Si è preferito allargare piuttosto che selezionare ma anche nell’opera di allargamento non si è avuto nemmeno il coraggio di allargare davvero e così questioni rilevanti come quelle della presenza in Val di Cornia di una centrale ENEL praticamente inattiva ed allo stesso tempo impegnativa per il territorio fuoriescono da ogni ragionamento.
Con la fine della produzione della ghisa e dell’acciaio salgono a centinaia gli ettari di territorio non utilizzato. Molti in prossimità della città, talvolta completamente ridotti a depositi talaltra occupati da impianti inattivi. Per una percentuale c’è un’offerta vincolante, per una percentuale ben maggiore il niente. È in costruzione, inoltre, un porto la cui funzione, così come abbiamo dimostrato in un precedente articolo (https://www.stileliberonews.org/porto-piombino-lavori-per/), non è affatto chiara.
È la classica situazione in cui alle istituzioni pubbliche ed in primis al Comune si richiede una capacità ed una volontà programmatoria che parta dalla conoscenza delle volontà vere degli interlocutori attivi e si dispieghi in un programma organico e fattibile.
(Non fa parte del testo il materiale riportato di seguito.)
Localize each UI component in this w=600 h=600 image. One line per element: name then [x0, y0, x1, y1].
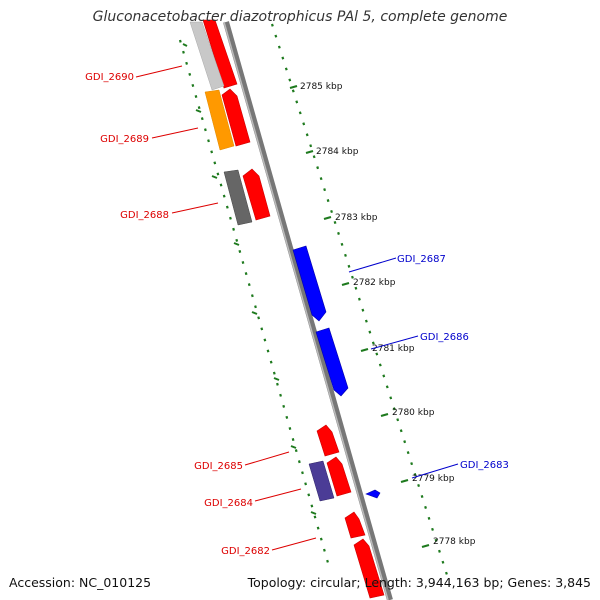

Cosa si può prevedere nelle aree, magari vicine alla città, occupate da impianti non più riattivabili (non solo l’altoforno) ma magari riutilizzabili per altre funzioni, quali aree converrà bonificare, senza pensare a progetti faraonici ed ingestibili e costosi quali quelli ereditati dall’accordo sui fanghi di Bagnoli, e come attrezzarle per impiegarle per fini produttivi, quale relazione tra infrastrutture portuali esistenti e quelle programmate, in parte in corso di realizzazione?
Quali sono gli impegni veri e le altrettanto vere volontà di Jsw Steel ed ENEL?
Quali e quanti sono i veri finanziamenti, non le promesse di finanziamenti, privati e pubblici a disposizione in un dato arco di tempo?
Come si intreccia un programma complesso e difficile di riconversione con gli strumenti delle politiche attive del lavoro a disposizione e non solo con gli strumenti delle politiche passive? Strumenti veri, non certo i ridicoli lavori socialmente utili.
Sono domande dalle quali non si può prescindere e sopratutto non si può prescindere da risposte integrate e coerenti.
L’accordo di programma attuale non ha dentro di sé le risposte, addirittura non si è posto nemmeno le domande, ma si può sempre rimediare, basta volerlo.